The introductory period is over. Time to get down to business. 

Etcetera 

  • A little follow up on the Tim Tebow blurb from last weekend's ‘Wrap'. Check out this link and tell me what kind of whining, selfish, petulant baby we were talking about. For those without the time or ability to link to the article, here's the crux (courtesy of The Gainesville Sun):
  • University of Florida quarterback Tim Tebow didn't take home an award from the The Home Depot ESPNU College Football Awards Thursday night, but he made national news from the red carpet with his date, the young woman he brought on his arm.

    She was Kelly Faughnan, 20, whom he met the day before. Faughnan had been diagnosed with a brain tumor just before Thanksgiving last year. Before surgery last year, her wish was to go to Disney World during the awards show to get a glimpse of Tebow.

          Faughnan is from Clifton, Va., according to several news reports.

    Fox News reported that Faughnan had asked her family to make the trip from the Washington, D.C., area and was wearing an "I Love Timmy" button at an event Wednesday night.

    "I got to meet her and she was a fan," Tebow said in a Fox News video from the red carpet. "We just became good friends last night, and I asked if she wanted to walk the red carpet with me tonight. And she said yes and went out and got a nice dress today, and we're having a good time."

          "It's the best thing ever," she said.

          What a loser that guy is.

  • You want another story that provides some holiday spirit and some faith in your fellow man? How about this one provided by Dan Wismar in the TCF message boards. Dan is an outstanding writer who does a ton of Ohio State Buckeye work right:

    By now most local area sports fans are aware of the story of Kory Witta, the (Medina) Highland H.S. player who was paralyzed from the neck down in a game this season.  
     
    http://bit.ly/5wknYz (background info) 
     
    There have been a lot of benefits
    (events)
    and such as the season has gone along, and the Highland players were guests at the Browns-Steelers game the other night. The kids from Glenville were also there to be honored as State runners-up in Division I. 
     
    This story was told to me by my neighbor, a friend of the father of one of Witta's Highland teammates. 
     
    The Highland team and the Glenville team were lining the two opposite walls of the tunnel at Browns Stadium the other night waiting for the halftime recognition ceremony. At some point the Glenville kids locked arms and started to rock side to side, as is the fashion these days. 
     
    Some of the smaller Highland kids were starting to wonder what the bigger D-1 kids opposite them in the tunnel were up to...some of them said later they were a little bit intimidated and even a little freaked out by the whole thing... 
     
    ...and then it started...the Glenville players started to chant in rhythm with their rocking motion... 
     
    "Ko-ry...Ko-ry...Ko-ry...Ko-ry" 
     
    Gave me chills just hearing about it. 
     
    I have no idea if it was planned or spontaneous...or whose idea it was...but it sure was a classy gesture, and indicative of the kind of kids and the kind of program run up there by Ted Ginn Sr. 
     
    Just thought I'd share.

    Thanks again to Dan for putting that out there.

    Now go ahead and print those out and have them at the ready this week when 12 more women claim to have slept with Tiger Woods.

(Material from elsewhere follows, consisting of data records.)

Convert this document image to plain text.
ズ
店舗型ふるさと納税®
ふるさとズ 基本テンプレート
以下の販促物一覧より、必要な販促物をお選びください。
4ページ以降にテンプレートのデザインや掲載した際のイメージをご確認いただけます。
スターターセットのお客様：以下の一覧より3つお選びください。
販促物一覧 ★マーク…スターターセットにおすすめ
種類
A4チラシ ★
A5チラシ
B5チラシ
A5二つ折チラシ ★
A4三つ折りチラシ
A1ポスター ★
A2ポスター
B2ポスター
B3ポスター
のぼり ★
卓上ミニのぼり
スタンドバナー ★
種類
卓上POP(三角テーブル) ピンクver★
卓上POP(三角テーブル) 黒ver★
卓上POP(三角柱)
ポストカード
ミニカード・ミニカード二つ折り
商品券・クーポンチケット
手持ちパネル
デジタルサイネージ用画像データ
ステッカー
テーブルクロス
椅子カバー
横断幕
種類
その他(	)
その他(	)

  • Looks like the Adam Miller ship has sunk before it ever left port. The talented and hard throwing Tribe farmhand was destined for greatness (if not at least the top of the rotation) when he took the Indians farm system by storm a few years back. Since then it's been nothing but injuries and frustration for the 25-year old Miller. And it looks like it will be a chronic injury to a tendon on the middle finger of his pitching hand rather than elbow or shoulder problems that will derail his career. Miller felt pain in what has to be his umpteenth rehab program last week and underwent yet another surgery.

    You have to feel for a kid with all that talent and all that rotten luck.